Nov. 14, 2001 -- Work is temporarily halted on a portion of the project near 10th Street after the discovery that possible underground shifting or settling of the earth may have affected the stability of some of the 500 concrete-and-steel caissons that extend 70 feet down to bedrock. The caissons are part of the "nine line," the ninth in a series of 15 lines of caissons and steel support trusses, running north to south, that support the center's sloping metal roof.

Nov. 20, 2001 -- Repairs begin on the 18 underground caissons on lines nine and 10 that now seem to have been jarred out of alignment by construction equipment. Holes are drilled down through them, and the holes are filled with additional rods of reinforced steel and cement-based grouting to hold them in place.

Feb. 12, 2002 -- Ten days before the first phase of the center is to open for the first time for a recreational vehicle show, a 90-foot-tall steel truss crashes to the floor, killing ironworker Paul Corsi and injuring two others. The collapsed truss is the 13th in the series of 15 steel support trusses.

June 5, 2002 -- At a coroner's inquest into the death of Mr. Corsi, metallurgist Robert Elmendorf testifies that he thinks construction workers used the wrong type of nuts to secure the truss in place. Mr. Elmendorf of Modern Industries Co. was hired after the collapse by the general contractor, Turner-P.J. Dick-ATS.

July 22, 2002 -- At the coroner's inquest, Mr. Elmendorf raises new questions about the quality of structural materials used to build the convention center. He says his testing showed that 30 anchor bolts used in the collapsed section were not adequately strengthened. Asked if he thought the bolts used in setting other trusses in the building were substandard, Mr. Elmendorf says there is no way to get an answer because those bolts are encased in concrete.

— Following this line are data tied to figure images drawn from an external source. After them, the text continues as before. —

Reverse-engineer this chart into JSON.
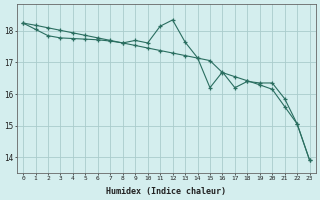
{
  "xlabel": "Humidex (Indice chaleur)",
  "ylabel": "",
  "bg_color": "#d4eeee",
  "grid_color": "#aacccc",
  "line_color": "#2a6e60",
  "xlim": [
    -0.5,
    23.5
  ],
  "ylim": [
    13.5,
    18.85
  ],
  "yticks": [
    14,
    15,
    16,
    17,
    18
  ],
  "xticks": [
    0,
    1,
    2,
    3,
    4,
    5,
    6,
    7,
    8,
    9,
    10,
    11,
    12,
    13,
    14,
    15,
    16,
    17,
    18,
    19,
    20,
    21,
    22,
    23
  ],
  "line1_x": [
    0,
    1,
    2,
    3,
    4,
    5,
    6,
    7,
    8,
    9,
    10,
    11,
    12,
    13,
    14,
    15,
    16,
    17,
    18,
    19,
    20,
    21,
    22,
    23
  ],
  "line1_y": [
    18.25,
    18.05,
    17.85,
    17.78,
    17.76,
    17.74,
    17.72,
    17.68,
    17.62,
    17.7,
    17.62,
    18.15,
    18.35,
    17.65,
    17.15,
    16.2,
    16.7,
    16.2,
    16.4,
    16.35,
    16.35,
    15.85,
    15.05,
    13.9
  ],
  "line2_x": [
    0,
    1,
    2,
    3,
    4,
    5,
    6,
    7,
    8,
    9,
    10,
    11,
    12,
    13,
    14,
    15,
    16,
    17,
    18,
    19,
    20,
    21,
    22,
    23
  ],
  "line2_y": [
    18.25,
    18.18,
    18.1,
    18.02,
    17.94,
    17.86,
    17.78,
    17.7,
    17.62,
    17.54,
    17.46,
    17.38,
    17.3,
    17.22,
    17.14,
    17.06,
    16.68,
    16.55,
    16.42,
    16.29,
    16.15,
    15.6,
    15.05,
    13.9
  ]
}
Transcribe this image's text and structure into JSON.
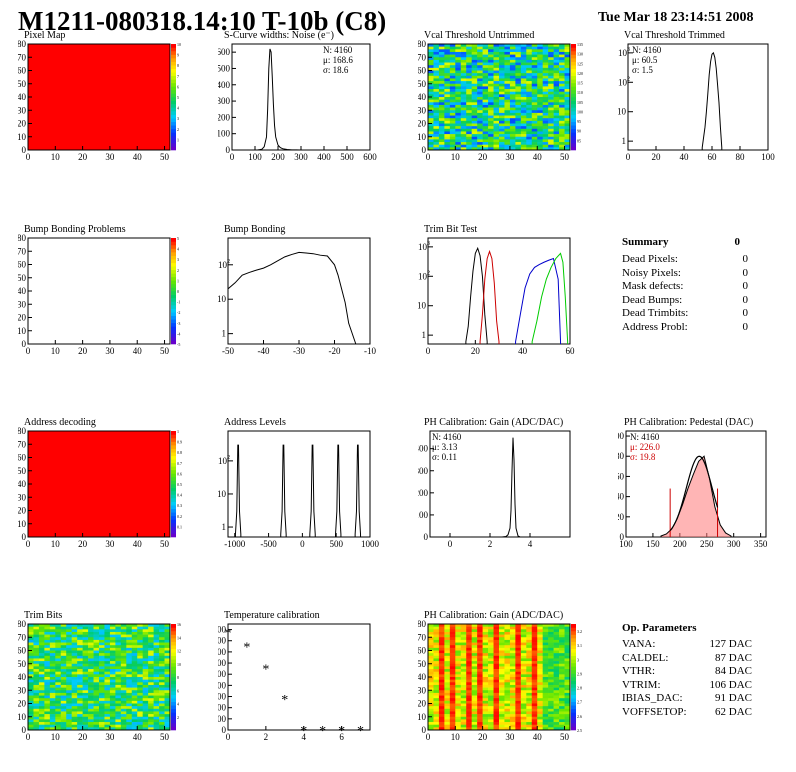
{
  "header": {
    "title": "M1211-080318.14:10 T-10b (C8)",
    "date": "Tue Mar 18 23:14:51 2008"
  },
  "panels": {
    "pixel_map": {
      "title": "Pixel Map",
      "x_ticks": [
        "0",
        "10",
        "20",
        "30",
        "40",
        "50"
      ],
      "y_ticks": [
        "0",
        "10",
        "20",
        "30",
        "40",
        "50",
        "60",
        "70",
        "80"
      ],
      "z_ticks": [
        "1",
        "2",
        "3",
        "4",
        "5",
        "6",
        "7",
        "8",
        "9",
        "10"
      ]
    },
    "noise": {
      "title": "S-Curve widths: Noise (e⁻)",
      "stats": [
        "N: 4160",
        "μ: 168.6",
        "σ: 18.6"
      ],
      "x_ticks": [
        "0",
        "100",
        "200",
        "300",
        "400",
        "500",
        "600"
      ],
      "y_ticks": [
        "0",
        "100",
        "200",
        "300",
        "400",
        "500",
        "600"
      ]
    },
    "vcal_untrimmed": {
      "title": "Vcal Threshold Untrimmed",
      "z_ticks": [
        "85",
        "90",
        "95",
        "100",
        "105",
        "110",
        "115",
        "120",
        "125",
        "130",
        "135"
      ]
    },
    "vcal_trimmed": {
      "title": "Vcal Threshold Trimmed",
      "stats": [
        "N: 4160",
        "μ: 60.5",
        "σ:  1.5"
      ],
      "x_ticks": [
        "0",
        "20",
        "40",
        "60",
        "80",
        "100"
      ]
    },
    "bump_problems": {
      "title": "Bump Bonding Problems",
      "z_ticks": [
        "-5",
        "-4",
        "-3",
        "-2",
        "-1",
        "0",
        "1",
        "2",
        "3",
        "4",
        "5"
      ]
    },
    "bump_bonding": {
      "title": "Bump Bonding",
      "x_ticks": [
        "-50",
        "-40",
        "-30",
        "-20",
        "-10"
      ]
    },
    "trim_bit": {
      "title": "Trim Bit Test",
      "x_ticks": [
        "0",
        "20",
        "40",
        "60"
      ]
    },
    "address_decoding": {
      "title": "Address decoding",
      "z_ticks": [
        "0.1",
        "0.2",
        "0.3",
        "0.4",
        "0.5",
        "0.6",
        "0.7",
        "0.8",
        "0.9",
        "1"
      ]
    },
    "address_levels": {
      "title": "Address Levels",
      "x_ticks": [
        "-1000",
        "-500",
        "0",
        "500",
        "1000"
      ]
    },
    "ph_gain": {
      "title": "PH Calibration: Gain (ADC/DAC)",
      "stats": [
        "N: 4160",
        "μ: 3.13",
        "σ: 0.11"
      ],
      "x_ticks": [
        "0",
        "2",
        "4"
      ],
      "y_ticks": [
        "0",
        "100",
        "200",
        "300",
        "400"
      ]
    },
    "ph_pedestal": {
      "title": "PH Calibration: Pedestal (DAC)",
      "stats": [
        "N: 4160",
        "μ: 226.0",
        "σ: 19.8"
      ],
      "x_ticks": [
        "100",
        "150",
        "200",
        "250",
        "300",
        "350"
      ],
      "y_ticks": [
        "0",
        "20",
        "40",
        "60",
        "80",
        "100"
      ]
    },
    "trim_bits": {
      "title": "Trim Bits",
      "z_ticks": [
        "2",
        "4",
        "6",
        "8",
        "10",
        "12",
        "14",
        "16"
      ]
    },
    "temperature": {
      "title": "Temperature calibration",
      "x_ticks": [
        "0",
        "2",
        "4",
        "6"
      ],
      "y_ticks": [
        "0",
        "200",
        "400",
        "600",
        "800",
        "1000",
        "1200",
        "1400",
        "1600",
        "1800"
      ]
    },
    "ph_gain_map": {
      "title": "PH Calibration: Gain (ADC/DAC)",
      "z_ticks": [
        "2.5",
        "2.6",
        "2.7",
        "2.8",
        "2.9",
        "3",
        "3.1",
        "3.2"
      ]
    }
  },
  "summary": {
    "heading": "Summary",
    "heading_value": "0",
    "rows": [
      {
        "label": "Dead Pixels:",
        "value": "0"
      },
      {
        "label": "Noisy Pixels:",
        "value": "0"
      },
      {
        "label": "Mask defects:",
        "value": "0"
      },
      {
        "label": "Dead Bumps:",
        "value": "0"
      },
      {
        "label": "Dead Trimbits:",
        "value": "0"
      },
      {
        "label": "Address Probl:",
        "value": "0"
      }
    ]
  },
  "op_params": {
    "heading": "Op. Parameters",
    "rows": [
      {
        "label": "VANA:",
        "value": "127 DAC"
      },
      {
        "label": "CALDEL:",
        "value": "87 DAC"
      },
      {
        "label": "VTHR:",
        "value": "84 DAC"
      },
      {
        "label": "VTRIM:",
        "value": "106 DAC"
      },
      {
        "label": "IBIAS_DAC:",
        "value": "91 DAC"
      },
      {
        "label": "VOFFSETOP:",
        "value": "62 DAC"
      }
    ]
  },
  "chart_data": [
    {
      "type": "heatmap",
      "title": "Pixel Map",
      "xlim": [
        0,
        52
      ],
      "ylim": [
        0,
        80
      ],
      "zlim": [
        0,
        10
      ],
      "fill_value": 10,
      "color": "#ff0000"
    },
    {
      "type": "line",
      "title": "S-Curve widths: Noise (e⁻)",
      "xlim": [
        0,
        600
      ],
      "ylim": [
        0,
        650
      ],
      "x": [
        100,
        110,
        120,
        130,
        140,
        150,
        155,
        160,
        165,
        170,
        175,
        180,
        185,
        190,
        200,
        210,
        220,
        240,
        260,
        280,
        300
      ],
      "y": [
        0,
        0,
        2,
        5,
        20,
        80,
        250,
        500,
        620,
        600,
        450,
        280,
        150,
        80,
        30,
        15,
        8,
        3,
        1,
        1,
        0
      ]
    },
    {
      "type": "heatmap",
      "title": "Vcal Threshold Untrimmed",
      "xlim": [
        0,
        52
      ],
      "ylim": [
        0,
        80
      ],
      "zlim": [
        80,
        135
      ]
    },
    {
      "type": "line",
      "title": "Vcal Threshold Trimmed",
      "log_y": true,
      "xlim": [
        0,
        100
      ],
      "ylim": [
        0.5,
        2000
      ],
      "x": [
        53,
        55,
        56,
        57,
        58,
        59,
        60,
        61,
        62,
        63,
        64,
        65,
        66,
        67
      ],
      "y": [
        0.6,
        3,
        10,
        40,
        180,
        500,
        900,
        1000,
        700,
        300,
        80,
        20,
        3,
        0.6
      ]
    },
    {
      "type": "heatmap",
      "title": "Bump Bonding Problems",
      "xlim": [
        0,
        52
      ],
      "ylim": [
        0,
        80
      ],
      "zlim": [
        -5,
        5
      ]
    },
    {
      "type": "line",
      "title": "Bump Bonding",
      "log_y": true,
      "xlim": [
        -50,
        -10
      ],
      "ylim": [
        0.5,
        600
      ],
      "x": [
        -50,
        -48,
        -46,
        -44,
        -42,
        -40,
        -38,
        -36,
        -34,
        -32,
        -30,
        -28,
        -26,
        -24,
        -22,
        -20,
        -19,
        -18,
        -17,
        -16,
        -15,
        -14
      ],
      "y": [
        20,
        30,
        50,
        60,
        70,
        80,
        100,
        130,
        170,
        200,
        230,
        220,
        210,
        190,
        180,
        100,
        50,
        20,
        8,
        2,
        1,
        0.5
      ]
    },
    {
      "type": "line",
      "title": "Trim Bit Test",
      "log_y": true,
      "xlim": [
        0,
        60
      ],
      "ylim": [
        0.5,
        2000
      ],
      "series": [
        {
          "color": "#000000",
          "x": [
            16,
            17,
            18,
            19,
            20,
            21,
            22,
            23,
            24,
            25
          ],
          "y": [
            0.6,
            2,
            20,
            150,
            600,
            900,
            500,
            100,
            5,
            0.6
          ]
        },
        {
          "color": "#cc0000",
          "x": [
            22,
            23,
            24,
            25,
            26,
            27,
            28,
            29,
            30
          ],
          "y": [
            0.6,
            5,
            80,
            400,
            700,
            400,
            60,
            3,
            0.6
          ]
        },
        {
          "color": "#0000cc",
          "x": [
            37,
            39,
            41,
            43,
            45,
            47,
            49,
            51,
            53,
            55,
            56
          ],
          "y": [
            0.6,
            5,
            40,
            120,
            200,
            250,
            300,
            350,
            400,
            80,
            0.6
          ]
        },
        {
          "color": "#00cc00",
          "x": [
            44,
            46,
            48,
            50,
            52,
            54,
            56,
            57,
            58,
            59
          ],
          "y": [
            0.6,
            3,
            20,
            80,
            200,
            400,
            600,
            300,
            20,
            0.6
          ]
        }
      ]
    },
    {
      "type": "heatmap",
      "title": "Address decoding",
      "xlim": [
        0,
        52
      ],
      "ylim": [
        0,
        80
      ],
      "zlim": [
        0,
        1
      ],
      "fill_value": 1,
      "color": "#ff0000"
    },
    {
      "type": "line",
      "title": "Address Levels",
      "log_y": true,
      "xlim": [
        -1100,
        1000
      ],
      "ylim": [
        0.5,
        800
      ],
      "peaks": [
        -950,
        -280,
        150,
        530,
        820
      ],
      "peak_height": 300
    },
    {
      "type": "line",
      "title": "PH Calibration: Gain (ADC/DAC)",
      "xlim": [
        -1,
        6
      ],
      "ylim": [
        0,
        480
      ],
      "x": [
        2.6,
        2.8,
        2.9,
        3.0,
        3.05,
        3.1,
        3.15,
        3.2,
        3.25,
        3.3,
        3.4,
        3.5
      ],
      "y": [
        0,
        2,
        10,
        40,
        120,
        300,
        450,
        350,
        150,
        40,
        5,
        0
      ]
    },
    {
      "type": "line",
      "title": "PH Calibration: Pedestal (DAC)",
      "xlim": [
        100,
        360
      ],
      "ylim": [
        0,
        105
      ],
      "x": [
        165,
        175,
        185,
        195,
        205,
        215,
        225,
        235,
        245,
        255,
        265,
        275,
        285,
        295
      ],
      "y": [
        1,
        3,
        8,
        18,
        32,
        48,
        62,
        75,
        80,
        58,
        30,
        12,
        4,
        1
      ],
      "fit_range": [
        182,
        270
      ]
    },
    {
      "type": "heatmap",
      "title": "Trim Bits",
      "xlim": [
        0,
        52
      ],
      "ylim": [
        0,
        80
      ],
      "zlim": [
        0,
        16
      ]
    },
    {
      "type": "scatter",
      "title": "Temperature calibration",
      "xlim": [
        0,
        7.5
      ],
      "ylim": [
        0,
        1900
      ],
      "x": [
        0,
        1,
        2,
        3,
        4,
        5,
        6,
        7
      ],
      "y": [
        1750,
        1500,
        1100,
        560,
        0,
        0,
        0,
        0
      ]
    },
    {
      "type": "heatmap",
      "title": "PH Calibration: Gain (ADC/DAC)",
      "xlim": [
        0,
        52
      ],
      "ylim": [
        0,
        80
      ],
      "zlim": [
        2.5,
        3.25
      ]
    }
  ]
}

Nevertheless, Mr. Elmendorf testifies that he believes the building is safe, as does Sports and Exhibition Authority director Stephen Leeper. "We have gone back and inspected all major connections," Mr. Leeper says. "I am by no means concerned that there are any major structural issues with that building."

July 31, 2002 -- The U.S. Occupational Safety and Health Administration levies citations and fines against two companies that fabricated and erected the steel truss that collapsed. Federal inspectors cite ADF International of Quebec and Dick Corp. of Pittsburgh for three "serious" safety violations and fines each company $19,000. ADF manufactured the giant steel trusses and hired Dick as a subcontractor to do the erection. The violations include using "improper nuts" to connect to bolts, failing to properly tighten some nuts and failing to do proper inspections on the job site.

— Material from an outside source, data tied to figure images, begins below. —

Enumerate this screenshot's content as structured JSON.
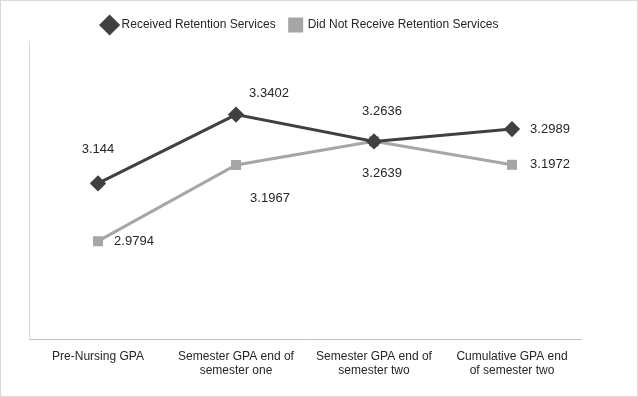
{
  "chart_data": {
    "type": "line",
    "categories": [
      "Pre-Nursing GPA",
      "Semester GPA end of semester one",
      "Semester GPA end of semester two",
      "Cumulative GPA end of semester two"
    ],
    "series": [
      {
        "name": "Received Retention Services",
        "color": "#404040",
        "marker": "diamond",
        "values": [
          3.144,
          3.3402,
          3.2636,
          3.2989
        ]
      },
      {
        "name": "Did Not Receive Retention Services",
        "color": "#a6a6a6",
        "marker": "square",
        "values": [
          2.9794,
          3.1967,
          3.2639,
          3.1972
        ]
      }
    ],
    "ylim": [
      2.7,
      3.55
    ],
    "grid": false,
    "legend": "top",
    "data_labels": true,
    "tick_labels": "x"
  }
}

Nov. 16, 2002 -- Dozens of cracks are reported in parts of the center's concrete floors, including several in a large exhibit hall on the second floor and many more in service corridors on the third level. The cracks vary in width from hairlines in many places to as much as a quarter-inch or three-eighths of an inch in a few spots. Some are up to half an inch deep. And some of the hairline cracks snake along the floor for several feet. They are regarded as cosmetic, not structural.

September 2003 -- ADF International files a $4 million lawsuit against the Sports and Exhibition Authority for nonpayment for additional work performed in stabilizing the caissons jarred out of alignment and for stabilizing a cable connection that caused cracks to form in a steel beam in the northeastern corner of the convention center. ADF claims it was not at fault for the hairline cracks, saying in its lawsuit that the "underlying cause ... is believed to be attributable to design errors and/or omissions by SEA's architect and/or structural engineer."

Citing other changes it was asked to make on the project, ADF claims that "the building structure and the connections as designed by SEA's architect and structural engineer are reacting to and/or experiencing higher loads, stresses, moments, pressures and/or forces that may be different than those originally anticipated by SEA when it published the contract documents for bidding."